Second Impressions

It's not often that I'll attend a second public screening of a motion picture, especially since it costs you $10 just to get in the door around here, not to mention any parking privileges. But more of a factor than cost is that of the films that I would willingly go see again, I never end up making the time. Compared to anyone with kids, I certainly have more time than the average joe, at least to see a film that isn't animated.

I can think of only a few films that I've seen this year that would warrant a second viewing, but that I never got around to seeing. At the top of the list is still my favorite movie of the year, V for Vendetta. Although I've seen the film once in the theater, I've subsequently seen it twice at home. It is the only film that I have openly wept at every time I've seen it. Like a lot of ardent film-goers, I'm sure that I read into film a little much, but what can I say; the film is fucking great.

However, I'm not writing to mention my list of favorite films of 2006, but to remark that as much as I loved V, the film that I have seen twice is Casino Royale, and I'm coming to love it much the same.

I was shocked to discover that I actually liked the movie more than my first viewing, but when I rationalized, I can logically attribute it to the 'Star Wars syndrome'; when you are genuinely excited to see a film, you have a tough time absorbing all facets of the film. This was certainly the case this time around. I knew what was going to happen and when, so I was able to watch the film develop, observe nuances that I had missed, and dispassionately check and see if the things I loved the first time around were really that good.

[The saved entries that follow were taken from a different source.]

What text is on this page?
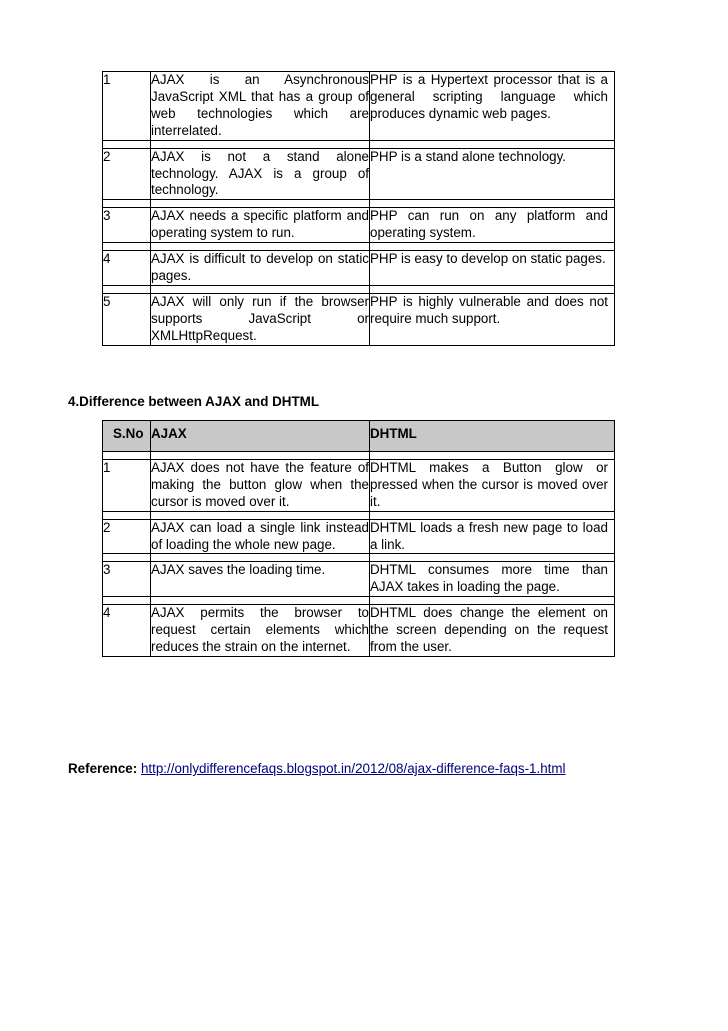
1	AJAX is an Asynchronous JavaScript XML that has a group of web technologies which are interrelated.	PHP is a Hypertext processor that is a general scripting language which produces dynamic web pages.

2	AJAX is not a stand alone technology. AJAX is a group of technology.	PHP is a stand alone technology.

3	AJAX needs a specific platform and operating system to run.	PHP can run on any platform and operating system.

4	AJAX is difficult to develop on static pages.	PHP is easy to develop on static pages.

5	AJAX will only run if the browser supports JavaScript or XMLHttpRequest.	PHP is highly vulnerable and does not require much support.
4.Difference between AJAX and DHTML
S.No	AJAX	DHTML

1	AJAX does not have the feature of making the button glow when the cursor is moved over it.	DHTML makes a Button glow or pressed when the cursor is moved over it.

2	AJAX can load a single link instead of loading the whole new page.	DHTML loads a fresh new page to load a link.

3	AJAX saves the loading time.	DHTML consumes more time than AJAX takes in loading the page.

4	AJAX permits the browser to request certain elements which reduces the strain on the internet.	DHTML does change the element on the screen depending on the request from the user.
Reference: http://onlydifferencefaqs.blogspot.in/2012/08/ajax-difference-faqs-1.html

The first thing I'm going to remark is that I like Chris Cornell's "You Know My Name" theme song the more I hear it. I had heard some disparaging remarks about its quality on the 'net, but it's probably the first Bond song I've liked since "View to a Kill". (Incidentally, my vote for best Bond song of all time is Carly Simon's "Nobody Does It Better".)

The performances across the board are better than I thought. I'm not going to rehash the comments I made earlier about Craig and Green; I'm talking about Mads Mikkelsen as Le Chiffre, bringing so much to his role. The pivotal torture scene has Craig and Mikkelsen playing off each other with humor, bravado, seriousness and desperation -- for both men. Jeffrey Wright does more with the least amount of screen time ever as Felix Leiter than half the actors before him. In only a few lines he conveys that Bond has better skills than him, but commands Bond's respect with his sincerity and a bit of wit. It's not impossible to believe that the long-lasting friendship is solidly formed like this.

The script is better than I thought, containing some of the best dialog ever in Bond film history. There is nary a cringe-inducing witticism or embarrassingly hackneyed line spoken throughout the film, which is something in itself. It's still so fresh in my mind, but I'm hard pressed to think of any two scenes -- they being the first two between Bond and Vesper on the train and in the cab to the hotel -- that not only tell you so much about the characters (possibly more revealed about Bond than in any three minutes of any film), not only is hilariously witty, but really makes you believe that these two have an instant connection. The chemistry between them makes their later exchanges all the more poignant. I confess that I had a small tear well up when the scene changed to Venice, knowing that he really truly had fallen for this woman.

In short, right now it stands as my favorite film in Bond history. If you haven't seen it at least once, what are you waiting for?

Update: If not the best Bond movie ever, it's looking more likely that it will be the top grossing Bond movie of all time.